A parliamentary committee that oversaw an investigation into the financing of political parties and media organizations by Greek banks has been concluded without finding evidence to support criminal allegations against specific politicians, eKathimerini reports.
The parliamentary probe into how the opposition conservative and socialist parties racked up hundreds of millions of euros in unserviced debt while in government, was announced by Alexis Tsipras in March of last year.
The two parties took turns in government for four decades before teaming up in 2012 to form a coalition government to implement Greece’s second international bailout by the EU and the International Monetary Fund.
Centre-right New Democracy party owes €214m, mostly to the formerly state-controlled Agricultural Bank of Greece in loans that have not been serviced for almost a decade. The Panhellenic Socialist Movement (Pasok) owes over €120m, almost all to Agricultural Bank.

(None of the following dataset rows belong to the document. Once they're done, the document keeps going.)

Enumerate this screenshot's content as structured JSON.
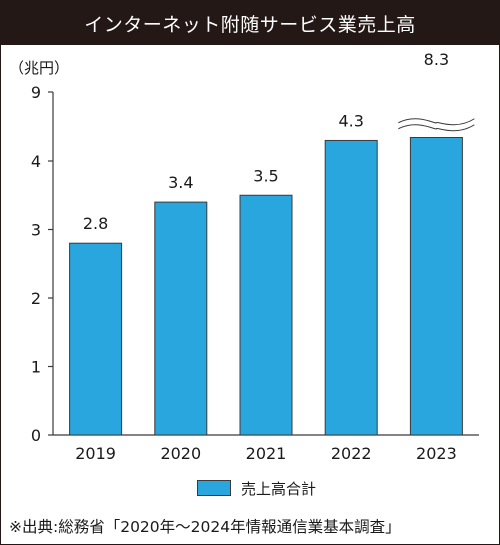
{
  "title": "インターネット附随サービス業売上高",
  "source": "※出典:総務省「2020年〜2024年情報通信業基本調査」",
  "colors": {
    "bar": "#2aa6de",
    "title_bg": "#231815",
    "axis": "#3a3a3a"
  },
  "chart_data": {
    "type": "bar",
    "title": "インターネット附随サービス業売上高",
    "ylabel": "（兆円）",
    "xlabel": "",
    "categories": [
      "2019",
      "2020",
      "2021",
      "2022",
      "2023"
    ],
    "series": [
      {
        "name": "売上高合計",
        "values": [
          2.8,
          3.4,
          3.5,
          4.3,
          8.3
        ]
      }
    ],
    "data_labels": [
      "2.8",
      "3.4",
      "3.5",
      "4.3",
      "8.3"
    ],
    "y_ticks": [
      0,
      1,
      2,
      3,
      4,
      9
    ],
    "ylim": [
      0,
      9
    ],
    "axis_break": {
      "from": 4.5,
      "to": 8.2,
      "category": "2023"
    },
    "grid": false,
    "legend_position": "bottom"
  }
}
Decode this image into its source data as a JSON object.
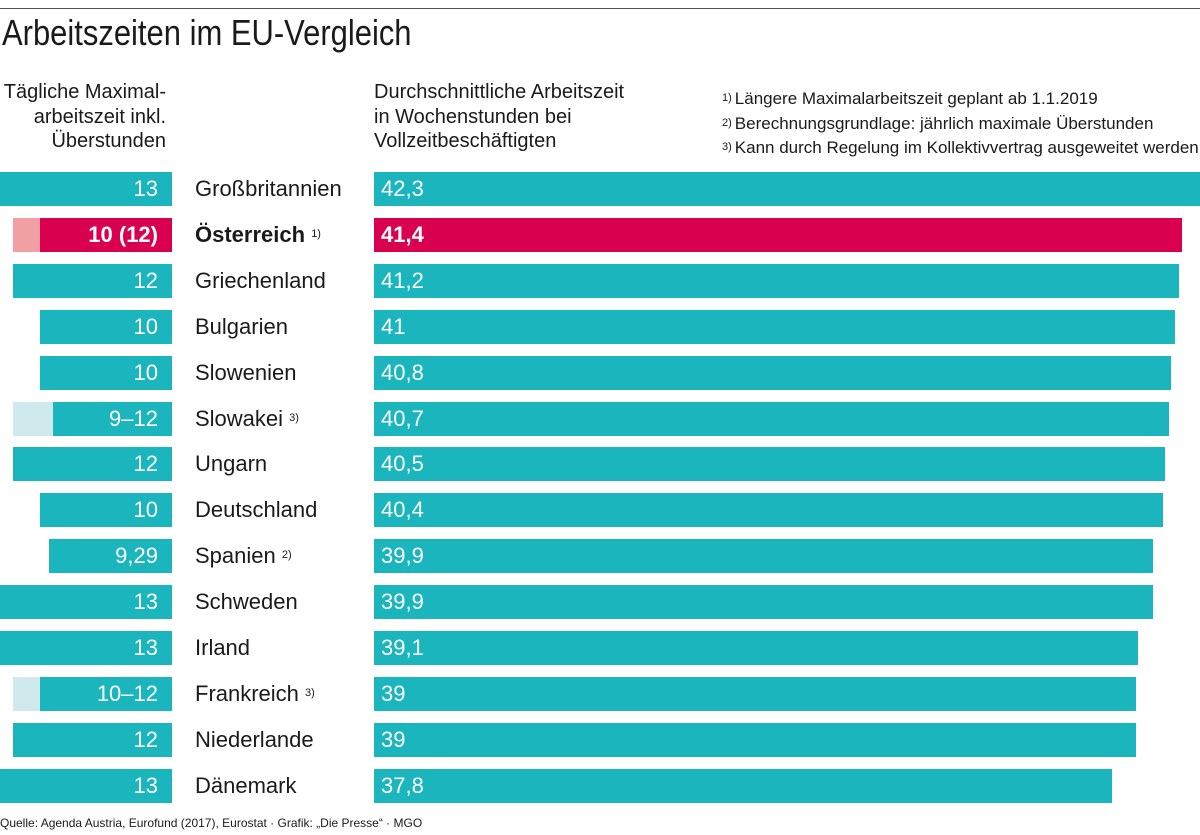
{
  "title": "Arbeitszeiten im EU-Vergleich",
  "left_header": [
    "Tägliche Maximal-",
    "arbeitszeit inkl.",
    "Überstunden"
  ],
  "mid_header": [
    "Durchschnittliche Arbeitszeit",
    "in Wochenstunden bei",
    "Vollzeitbeschäftigten"
  ],
  "notes": [
    {
      "mark": "1)",
      "text": "Längere Maximalarbeitszeit geplant ab 1.1.2019"
    },
    {
      "mark": "2)",
      "text": "Berechnungsgrundlage: jährlich maximale Überstunden"
    },
    {
      "mark": "3)",
      "text": "Kann durch Regelung im Kollektivvertrag ausgeweitet werden"
    }
  ],
  "footer": "Quelle: Agenda Austria, Eurofund (2017), Eurostat  · Grafik: „Die Presse“ · MGO",
  "colors": {
    "teal": "#1ab5bd",
    "teal_light": "#d0e9ec",
    "highlight": "#d9004f",
    "highlight_light": "#f0a0a3"
  },
  "chart_data": {
    "type": "bar",
    "categories": [
      "Großbritannien",
      "Österreich",
      "Griechenland",
      "Bulgarien",
      "Slowenien",
      "Slowakei",
      "Ungarn",
      "Deutschland",
      "Spanien",
      "Schweden",
      "Irland",
      "Frankreich",
      "Niederlande",
      "Dänemark"
    ],
    "category_footnotes": [
      "",
      "1)",
      "",
      "",
      "",
      "3)",
      "",
      "",
      "2)",
      "",
      "",
      "3)",
      "",
      ""
    ],
    "highlight_category": "Österreich",
    "series": [
      {
        "name": "Tägliche Maximalarbeitszeit inkl. Überstunden",
        "labels": [
          "13",
          "10 (12)",
          "12",
          "10",
          "10",
          "9–12",
          "12",
          "10",
          "9,29",
          "13",
          "13",
          "10–12",
          "12",
          "13"
        ],
        "values": [
          13,
          10,
          12,
          10,
          10,
          9,
          12,
          10,
          9.29,
          13,
          13,
          10,
          12,
          13
        ],
        "extended_to": [
          13,
          12,
          12,
          10,
          10,
          12,
          12,
          10,
          9.29,
          13,
          13,
          12,
          12,
          13
        ]
      },
      {
        "name": "Durchschnittliche Arbeitszeit in Wochenstunden bei Vollzeitbeschäftigten",
        "labels": [
          "42,3",
          "41,4",
          "41,2",
          "41",
          "40,8",
          "40,7",
          "40,5",
          "40,4",
          "39,9",
          "39,9",
          "39,1",
          "39",
          "39",
          "37,8"
        ],
        "values": [
          42.3,
          41.4,
          41.2,
          41,
          40.8,
          40.7,
          40.5,
          40.4,
          39.9,
          39.9,
          39.1,
          39,
          39,
          37.8
        ]
      }
    ]
  }
}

But both parties brushed aside the creditors’ proposals on overhauling the financing of political parties and making it more transparent. Under a new leader, Pasok sacked most of its staff and carried out an audit of the party’s accounts but failed to tackle its accumulated debt. New Democracy turned to private sponsors to finance the party’s operations while in government while similarly ignoring its debt.

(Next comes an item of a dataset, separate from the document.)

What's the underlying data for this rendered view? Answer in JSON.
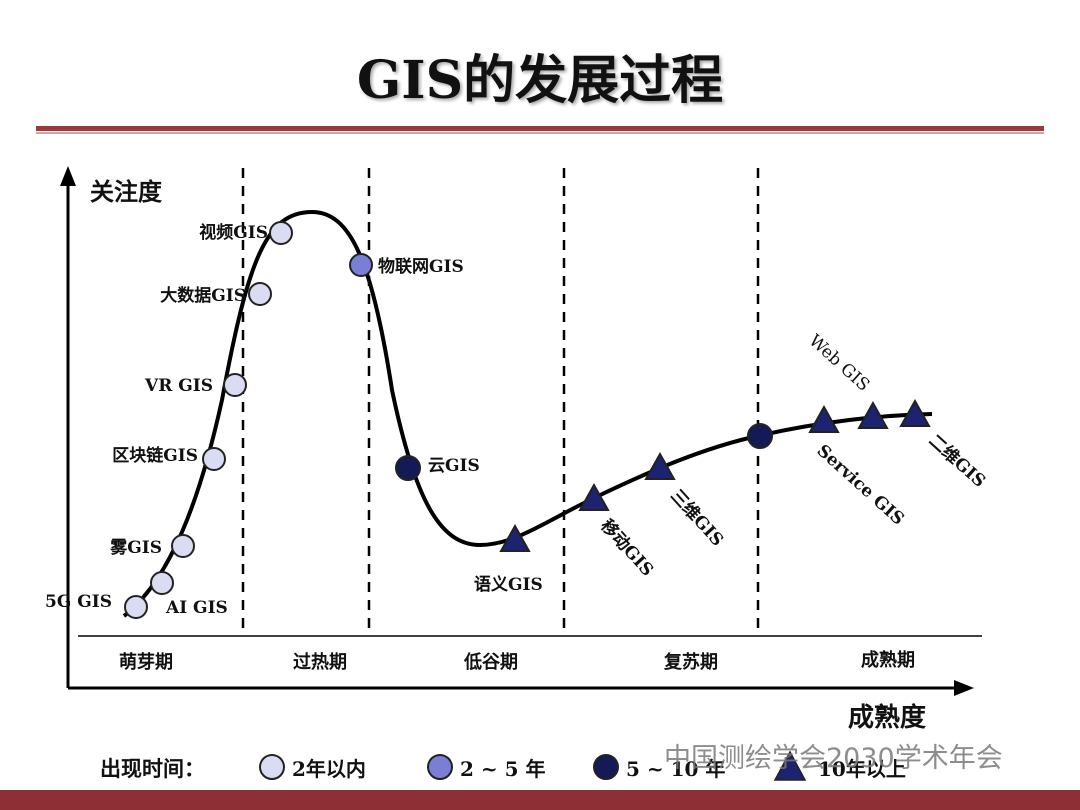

Greece’s struggling media groups are believed to have combined non-performing loans of more than €1.2bn owed to the country’s four systemic banks.

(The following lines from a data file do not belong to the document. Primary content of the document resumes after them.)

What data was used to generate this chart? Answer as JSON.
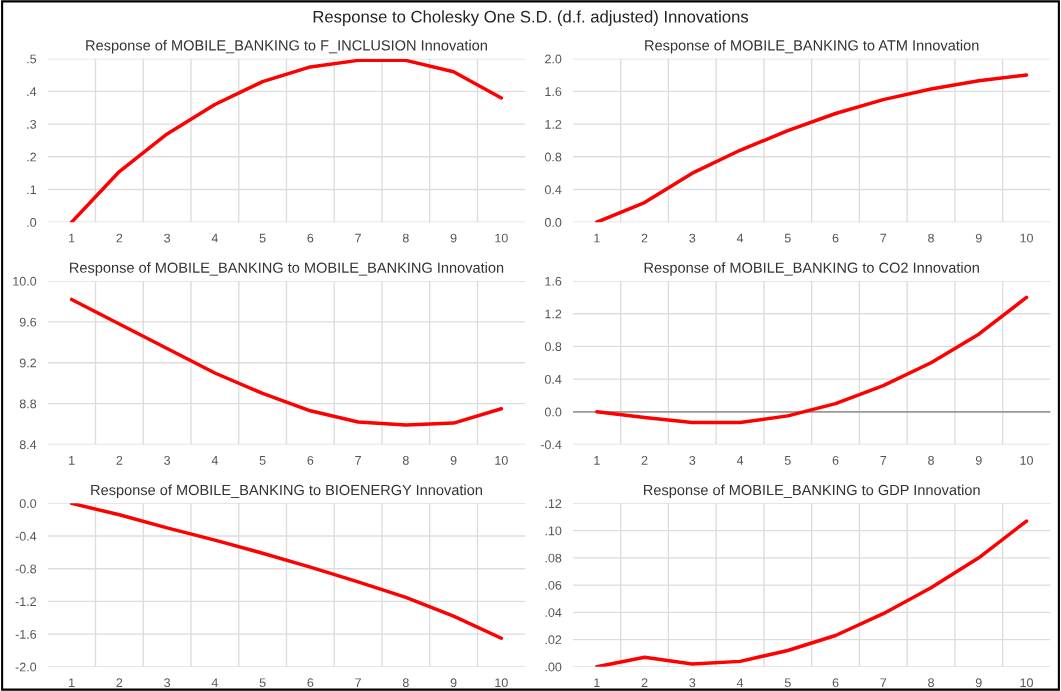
{
  "chart_data": [
    {
      "type": "line",
      "title": "Response of MOBILE_BANKING to F_INCLUSION Innovation",
      "annotations": [
        "Response to Cholesky One S.D. (d.f. adjusted) Innovations"
      ],
      "categories": [
        "1",
        "2",
        "3",
        "4",
        "5",
        "6",
        "7",
        "8",
        "9",
        "10"
      ],
      "series": [
        {
          "color": "#ff0000",
          "values": [
            0.0,
            0.155,
            0.27,
            0.36,
            0.43,
            0.475,
            0.495,
            0.495,
            0.46,
            0.38
          ]
        }
      ],
      "ylim": [
        0,
        0.5
      ],
      "yticks": [
        {
          "value": 0,
          "label": ".0"
        },
        {
          "value": 0.1,
          "label": ".1"
        },
        {
          "value": 0.2,
          "label": ".2"
        },
        {
          "value": 0.3,
          "label": ".3"
        },
        {
          "value": 0.4,
          "label": ".4"
        },
        {
          "value": 0.5,
          "label": ".5"
        }
      ],
      "grid": true
    },
    {
      "type": "line",
      "title": "Response of MOBILE_BANKING to ATM Innovation",
      "categories": [
        "1",
        "2",
        "3",
        "4",
        "5",
        "6",
        "7",
        "8",
        "9",
        "10"
      ],
      "series": [
        {
          "color": "#ff0000",
          "values": [
            0.0,
            0.24,
            0.6,
            0.88,
            1.12,
            1.33,
            1.5,
            1.63,
            1.73,
            1.8
          ]
        }
      ],
      "ylim": [
        0,
        2.0
      ],
      "yticks": [
        {
          "value": 0,
          "label": "0.0"
        },
        {
          "value": 0.4,
          "label": "0.4"
        },
        {
          "value": 0.8,
          "label": "0.8"
        },
        {
          "value": 1.2,
          "label": "1.2"
        },
        {
          "value": 1.6,
          "label": "1.6"
        },
        {
          "value": 2.0,
          "label": "2.0"
        }
      ],
      "grid": true
    },
    {
      "type": "line",
      "title": "Response of MOBILE_BANKING to MOBILE_BANKING Innovation",
      "categories": [
        "1",
        "2",
        "3",
        "4",
        "5",
        "6",
        "7",
        "8",
        "9",
        "10"
      ],
      "series": [
        {
          "color": "#ff0000",
          "values": [
            9.82,
            9.58,
            9.34,
            9.1,
            8.9,
            8.73,
            8.62,
            8.59,
            8.61,
            8.75
          ]
        }
      ],
      "ylim": [
        8.4,
        10.0
      ],
      "yticks": [
        {
          "value": 8.4,
          "label": "8.4"
        },
        {
          "value": 8.8,
          "label": "8.8"
        },
        {
          "value": 9.2,
          "label": "9.2"
        },
        {
          "value": 9.6,
          "label": "9.6"
        },
        {
          "value": 10.0,
          "label": "10.0"
        }
      ],
      "grid": true
    },
    {
      "type": "line",
      "title": "Response of MOBILE_BANKING to CO2 Innovation",
      "categories": [
        "1",
        "2",
        "3",
        "4",
        "5",
        "6",
        "7",
        "8",
        "9",
        "10"
      ],
      "series": [
        {
          "color": "#ff0000",
          "values": [
            0.0,
            -0.07,
            -0.13,
            -0.13,
            -0.05,
            0.1,
            0.32,
            0.6,
            0.95,
            1.4
          ]
        }
      ],
      "ylim": [
        -0.4,
        1.6
      ],
      "yticks": [
        {
          "value": -0.4,
          "label": "-0.4"
        },
        {
          "value": 0,
          "label": "0.0"
        },
        {
          "value": 0.4,
          "label": "0.4"
        },
        {
          "value": 0.8,
          "label": "0.8"
        },
        {
          "value": 1.2,
          "label": "1.2"
        },
        {
          "value": 1.6,
          "label": "1.6"
        }
      ],
      "grid": true,
      "ref_lines": [
        {
          "axis": "y",
          "value": 0,
          "color": "#9a9a9a"
        }
      ]
    },
    {
      "type": "line",
      "title": "Response of MOBILE_BANKING to BIOENERGY Innovation",
      "categories": [
        "1",
        "2",
        "3",
        "4",
        "5",
        "6",
        "7",
        "8",
        "9",
        "10"
      ],
      "series": [
        {
          "color": "#ff0000",
          "values": [
            0.0,
            -0.14,
            -0.3,
            -0.45,
            -0.61,
            -0.78,
            -0.96,
            -1.15,
            -1.38,
            -1.65
          ]
        }
      ],
      "ylim": [
        -2.0,
        0.0
      ],
      "yticks": [
        {
          "value": -2.0,
          "label": "-2.0"
        },
        {
          "value": -1.6,
          "label": "-1.6"
        },
        {
          "value": -1.2,
          "label": "-1.2"
        },
        {
          "value": -0.8,
          "label": "-0.8"
        },
        {
          "value": -0.4,
          "label": "-0.4"
        },
        {
          "value": 0,
          "label": "0.0"
        }
      ],
      "grid": true
    },
    {
      "type": "line",
      "title": "Response of MOBILE_BANKING to GDP Innovation",
      "categories": [
        "1",
        "2",
        "3",
        "4",
        "5",
        "6",
        "7",
        "8",
        "9",
        "10"
      ],
      "series": [
        {
          "color": "#ff0000",
          "values": [
            0.0,
            0.007,
            0.002,
            0.004,
            0.012,
            0.023,
            0.039,
            0.058,
            0.08,
            0.107
          ]
        }
      ],
      "ylim": [
        0,
        0.12
      ],
      "yticks": [
        {
          "value": 0,
          "label": ".00"
        },
        {
          "value": 0.02,
          "label": ".02"
        },
        {
          "value": 0.04,
          "label": ".04"
        },
        {
          "value": 0.06,
          "label": ".06"
        },
        {
          "value": 0.08,
          "label": ".08"
        },
        {
          "value": 0.1,
          "label": ".10"
        },
        {
          "value": 0.12,
          "label": ".12"
        }
      ],
      "grid": true
    }
  ]
}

The verdict of the investigation was announced to the media Monday by SYRIZA spokesman Spyros Lappas as the report was submitted to political parties. It means that no preliminary inquiry committee will be set up,
With regard to Kathimerini SA, the report gave the company a clean bill of health, saying it was consistent with regard to its commitments to its lenders and that it has no overdue arrears.
The head of the panel, Chania MP Antonis Balomenakis, is to release a summary of the report on Monday before submitting the full document to Parliament Speaker Nikos Voutsis on January 23.